The MTSU Business and Economic Research Center’s statewide analysis for the second quarter “showed mostly positive outcomes,” with home sales increasing overall from the previous quarter and home prices up from the previous year across the state, noted report author Murat Arik, director of the BERC at MTSU.
“Housing prices for the U.S. and Tennessee seem to follow a pattern of exponential growth, while mortgage delinquencies inch closer to pre-pandemic levels, and foreclosures remain slightly above zero percent,” Arik said.
Scroll down for more news on this story regarding housing in Middle Tennessee...
• Home Sales: Closings for theNashville, Knoxville, and Memphis regions had mixed outcomes for the quarter and year. Nashville and Knoxville had decreases in quarterly closings of .01% and 17.6%, while Memphis saw a quarterly increase of 3.5%. When considering annual changes, all three regions in the state experienced growth: Nashville at 25.5%, Knoxville at 20%, and Memphis at 28%.

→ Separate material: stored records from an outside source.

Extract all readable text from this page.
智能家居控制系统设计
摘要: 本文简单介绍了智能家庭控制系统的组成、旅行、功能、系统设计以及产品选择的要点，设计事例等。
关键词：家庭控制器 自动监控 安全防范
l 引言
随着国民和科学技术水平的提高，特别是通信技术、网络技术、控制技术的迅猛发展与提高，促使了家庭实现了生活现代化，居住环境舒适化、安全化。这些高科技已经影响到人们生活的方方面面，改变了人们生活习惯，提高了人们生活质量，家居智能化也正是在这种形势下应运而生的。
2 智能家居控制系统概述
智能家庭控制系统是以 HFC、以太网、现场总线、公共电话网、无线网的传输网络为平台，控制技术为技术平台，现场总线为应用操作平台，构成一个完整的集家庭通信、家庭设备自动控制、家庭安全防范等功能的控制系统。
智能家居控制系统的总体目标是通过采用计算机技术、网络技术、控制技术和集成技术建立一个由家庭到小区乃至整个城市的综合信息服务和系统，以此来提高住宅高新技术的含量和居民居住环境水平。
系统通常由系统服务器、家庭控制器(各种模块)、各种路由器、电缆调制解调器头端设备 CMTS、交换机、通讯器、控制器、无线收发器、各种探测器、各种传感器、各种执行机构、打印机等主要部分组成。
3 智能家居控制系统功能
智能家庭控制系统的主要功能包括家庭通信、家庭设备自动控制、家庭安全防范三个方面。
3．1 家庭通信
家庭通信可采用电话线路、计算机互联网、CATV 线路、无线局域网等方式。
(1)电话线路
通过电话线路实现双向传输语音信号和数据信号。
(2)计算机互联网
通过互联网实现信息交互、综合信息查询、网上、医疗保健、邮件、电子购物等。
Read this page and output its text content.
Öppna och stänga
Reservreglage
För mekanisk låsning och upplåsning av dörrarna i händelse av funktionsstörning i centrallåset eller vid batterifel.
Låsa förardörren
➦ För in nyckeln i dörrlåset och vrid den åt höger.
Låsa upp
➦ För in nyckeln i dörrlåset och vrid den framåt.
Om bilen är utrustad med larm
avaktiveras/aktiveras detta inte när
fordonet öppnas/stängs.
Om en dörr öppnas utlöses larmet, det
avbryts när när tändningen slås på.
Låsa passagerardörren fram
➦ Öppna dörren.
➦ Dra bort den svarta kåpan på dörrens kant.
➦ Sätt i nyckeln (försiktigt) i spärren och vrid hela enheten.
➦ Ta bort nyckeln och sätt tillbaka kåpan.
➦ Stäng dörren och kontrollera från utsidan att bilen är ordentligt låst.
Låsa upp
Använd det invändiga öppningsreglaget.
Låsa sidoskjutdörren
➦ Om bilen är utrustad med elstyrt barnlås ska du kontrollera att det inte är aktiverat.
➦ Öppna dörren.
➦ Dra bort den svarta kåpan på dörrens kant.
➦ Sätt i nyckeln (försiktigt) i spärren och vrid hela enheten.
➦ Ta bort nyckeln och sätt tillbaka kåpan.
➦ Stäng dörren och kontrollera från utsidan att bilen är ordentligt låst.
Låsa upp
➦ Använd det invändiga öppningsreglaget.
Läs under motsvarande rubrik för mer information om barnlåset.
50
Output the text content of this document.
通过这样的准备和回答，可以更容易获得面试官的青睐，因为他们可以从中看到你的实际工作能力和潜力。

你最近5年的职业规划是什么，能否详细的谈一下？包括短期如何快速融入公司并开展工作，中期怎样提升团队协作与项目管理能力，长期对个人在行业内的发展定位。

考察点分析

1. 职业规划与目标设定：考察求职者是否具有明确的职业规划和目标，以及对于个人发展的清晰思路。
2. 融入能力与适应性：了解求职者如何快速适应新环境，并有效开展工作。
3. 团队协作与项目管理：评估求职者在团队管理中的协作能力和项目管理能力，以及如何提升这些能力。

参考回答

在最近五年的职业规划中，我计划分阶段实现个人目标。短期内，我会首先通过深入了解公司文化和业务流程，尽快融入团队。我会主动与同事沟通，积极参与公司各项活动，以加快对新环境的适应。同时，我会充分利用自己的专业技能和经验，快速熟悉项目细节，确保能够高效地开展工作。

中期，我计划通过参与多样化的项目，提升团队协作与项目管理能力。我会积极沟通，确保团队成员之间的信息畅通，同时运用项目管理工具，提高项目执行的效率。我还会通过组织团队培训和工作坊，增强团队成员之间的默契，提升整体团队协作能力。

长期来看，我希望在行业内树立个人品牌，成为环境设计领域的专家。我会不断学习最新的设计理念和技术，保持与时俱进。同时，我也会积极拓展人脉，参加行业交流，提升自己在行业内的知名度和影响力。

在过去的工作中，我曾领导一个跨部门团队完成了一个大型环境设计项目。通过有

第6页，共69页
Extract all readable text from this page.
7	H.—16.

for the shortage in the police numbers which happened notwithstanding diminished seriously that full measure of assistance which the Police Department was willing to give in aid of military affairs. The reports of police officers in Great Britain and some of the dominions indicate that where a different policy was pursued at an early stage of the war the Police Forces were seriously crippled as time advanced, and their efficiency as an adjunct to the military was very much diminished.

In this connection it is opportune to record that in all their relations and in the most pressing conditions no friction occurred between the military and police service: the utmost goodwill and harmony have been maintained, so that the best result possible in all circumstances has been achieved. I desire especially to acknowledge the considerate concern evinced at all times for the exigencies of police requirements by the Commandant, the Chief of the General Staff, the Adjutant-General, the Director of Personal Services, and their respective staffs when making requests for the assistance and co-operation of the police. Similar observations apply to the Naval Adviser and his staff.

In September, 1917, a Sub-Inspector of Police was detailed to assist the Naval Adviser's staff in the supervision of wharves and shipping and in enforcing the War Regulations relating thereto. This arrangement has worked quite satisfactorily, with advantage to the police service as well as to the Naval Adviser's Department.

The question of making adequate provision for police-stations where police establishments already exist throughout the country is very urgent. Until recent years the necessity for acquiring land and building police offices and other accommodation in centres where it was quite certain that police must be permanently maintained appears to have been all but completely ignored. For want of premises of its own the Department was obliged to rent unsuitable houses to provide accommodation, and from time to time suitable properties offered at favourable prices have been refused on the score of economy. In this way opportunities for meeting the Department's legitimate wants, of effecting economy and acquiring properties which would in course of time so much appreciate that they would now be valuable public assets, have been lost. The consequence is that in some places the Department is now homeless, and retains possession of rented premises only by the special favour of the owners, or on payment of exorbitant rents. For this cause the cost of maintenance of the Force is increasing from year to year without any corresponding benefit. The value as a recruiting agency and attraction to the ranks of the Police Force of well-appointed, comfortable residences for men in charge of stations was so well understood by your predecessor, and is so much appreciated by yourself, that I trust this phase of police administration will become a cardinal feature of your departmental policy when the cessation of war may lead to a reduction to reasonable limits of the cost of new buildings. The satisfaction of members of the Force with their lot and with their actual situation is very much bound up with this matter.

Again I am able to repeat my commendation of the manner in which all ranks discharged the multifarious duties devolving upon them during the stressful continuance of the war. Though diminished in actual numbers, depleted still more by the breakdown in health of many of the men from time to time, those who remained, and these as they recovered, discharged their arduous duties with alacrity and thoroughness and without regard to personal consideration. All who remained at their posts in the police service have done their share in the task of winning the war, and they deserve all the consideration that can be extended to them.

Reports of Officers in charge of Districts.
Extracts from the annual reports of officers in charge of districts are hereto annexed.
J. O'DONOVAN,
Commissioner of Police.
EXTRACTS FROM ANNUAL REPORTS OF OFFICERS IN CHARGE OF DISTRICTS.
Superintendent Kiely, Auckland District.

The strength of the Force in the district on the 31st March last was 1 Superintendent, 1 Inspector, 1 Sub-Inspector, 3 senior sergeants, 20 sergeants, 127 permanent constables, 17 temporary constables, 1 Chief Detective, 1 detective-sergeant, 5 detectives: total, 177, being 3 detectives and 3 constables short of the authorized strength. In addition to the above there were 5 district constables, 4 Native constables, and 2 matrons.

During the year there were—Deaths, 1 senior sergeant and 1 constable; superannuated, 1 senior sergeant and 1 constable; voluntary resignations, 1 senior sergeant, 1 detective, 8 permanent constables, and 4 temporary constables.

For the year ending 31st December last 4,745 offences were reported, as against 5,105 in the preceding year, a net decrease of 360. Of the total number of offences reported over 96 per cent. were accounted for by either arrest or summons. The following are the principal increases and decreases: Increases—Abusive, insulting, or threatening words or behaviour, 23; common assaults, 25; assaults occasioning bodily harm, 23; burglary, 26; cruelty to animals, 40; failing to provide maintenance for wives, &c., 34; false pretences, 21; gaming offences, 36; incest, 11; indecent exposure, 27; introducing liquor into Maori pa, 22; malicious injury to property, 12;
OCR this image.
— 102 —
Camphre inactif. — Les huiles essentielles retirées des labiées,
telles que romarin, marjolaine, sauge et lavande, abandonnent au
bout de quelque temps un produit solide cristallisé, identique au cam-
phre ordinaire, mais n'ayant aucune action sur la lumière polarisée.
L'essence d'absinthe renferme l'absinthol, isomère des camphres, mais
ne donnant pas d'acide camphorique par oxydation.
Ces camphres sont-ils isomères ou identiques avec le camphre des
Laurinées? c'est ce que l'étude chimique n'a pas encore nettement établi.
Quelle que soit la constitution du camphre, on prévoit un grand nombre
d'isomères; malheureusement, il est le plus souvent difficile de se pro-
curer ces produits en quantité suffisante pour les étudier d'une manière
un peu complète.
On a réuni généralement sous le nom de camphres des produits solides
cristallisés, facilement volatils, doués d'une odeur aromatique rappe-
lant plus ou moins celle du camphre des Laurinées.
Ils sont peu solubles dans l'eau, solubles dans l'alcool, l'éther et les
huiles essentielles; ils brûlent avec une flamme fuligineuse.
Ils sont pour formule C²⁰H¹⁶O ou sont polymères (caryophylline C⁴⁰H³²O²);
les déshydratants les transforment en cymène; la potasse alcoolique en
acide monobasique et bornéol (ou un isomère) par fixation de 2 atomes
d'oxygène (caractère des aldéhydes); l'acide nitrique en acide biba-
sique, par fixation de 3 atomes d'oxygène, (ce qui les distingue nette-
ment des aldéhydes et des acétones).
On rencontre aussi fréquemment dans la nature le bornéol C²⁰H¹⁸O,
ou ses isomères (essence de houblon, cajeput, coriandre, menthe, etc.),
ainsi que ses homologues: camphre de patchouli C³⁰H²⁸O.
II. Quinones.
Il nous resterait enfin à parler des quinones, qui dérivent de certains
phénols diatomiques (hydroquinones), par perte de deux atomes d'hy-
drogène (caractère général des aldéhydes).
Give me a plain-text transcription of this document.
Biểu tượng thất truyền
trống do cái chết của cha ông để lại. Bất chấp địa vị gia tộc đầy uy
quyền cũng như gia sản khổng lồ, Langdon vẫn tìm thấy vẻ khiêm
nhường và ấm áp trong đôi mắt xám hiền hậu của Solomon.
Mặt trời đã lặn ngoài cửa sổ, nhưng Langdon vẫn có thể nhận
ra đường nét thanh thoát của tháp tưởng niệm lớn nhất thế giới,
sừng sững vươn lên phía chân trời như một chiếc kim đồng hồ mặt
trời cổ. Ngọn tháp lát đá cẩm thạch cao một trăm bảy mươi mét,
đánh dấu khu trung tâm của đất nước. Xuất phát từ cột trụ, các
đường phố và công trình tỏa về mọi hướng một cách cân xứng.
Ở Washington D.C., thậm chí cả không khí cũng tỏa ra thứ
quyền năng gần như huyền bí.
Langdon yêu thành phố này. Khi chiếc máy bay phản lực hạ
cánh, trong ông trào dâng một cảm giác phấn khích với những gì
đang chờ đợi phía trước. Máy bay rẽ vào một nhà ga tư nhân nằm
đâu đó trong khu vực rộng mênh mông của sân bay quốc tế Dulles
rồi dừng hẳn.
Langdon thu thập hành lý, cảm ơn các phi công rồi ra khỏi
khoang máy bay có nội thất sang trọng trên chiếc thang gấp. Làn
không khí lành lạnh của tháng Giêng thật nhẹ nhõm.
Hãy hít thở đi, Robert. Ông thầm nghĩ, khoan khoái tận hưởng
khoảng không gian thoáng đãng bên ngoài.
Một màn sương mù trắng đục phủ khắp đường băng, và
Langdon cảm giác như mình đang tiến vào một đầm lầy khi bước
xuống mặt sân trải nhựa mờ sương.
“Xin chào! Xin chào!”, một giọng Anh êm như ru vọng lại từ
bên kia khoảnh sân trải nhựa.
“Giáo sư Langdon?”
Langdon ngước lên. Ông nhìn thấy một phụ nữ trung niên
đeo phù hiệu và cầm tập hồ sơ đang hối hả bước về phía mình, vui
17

Inventory among the three regions almost uniformly decreased from both quarterly and yearly perspectives. Knoxville saw the only quarterly increase of 18.77%.
Nashville and Memphis saw a quarterly decline in inventory by 16% and 3.26%, respectively. Annual changes were strictly negative among Nashville at 54.90%, Knoxville at 48.31%, and Memphis at 33.71%.
• Home Prices: Among the major metropolitan statistical areas in Tennessee, all saw increases in home prices. Morristown, Jackson, and Knoxville MSAs had the largest annual growth rate (16.71%, 15.3%, and 15.08%, respectively). All MSAs also saw an increase in home prices from the previous quarter. Morristown, Jackson, and Knoxville MSAs had quarterly growth (6.24%, 8.8%, and 6.8% respectively).
• Single-family and total home permits for Tennessee were more mixed. Single-family permits slightly fell by .2%, and total permits rose by 12% since Q1 2021. Both categories of permits saw significant increases since the second quarter of 2020. Single-family permits rose by 36% and total family permits rose by 44%.
Overall, with the exception of single-family permits, Tennessee’s economy is experiencing a continued recovery from the COVID-19 pandemic.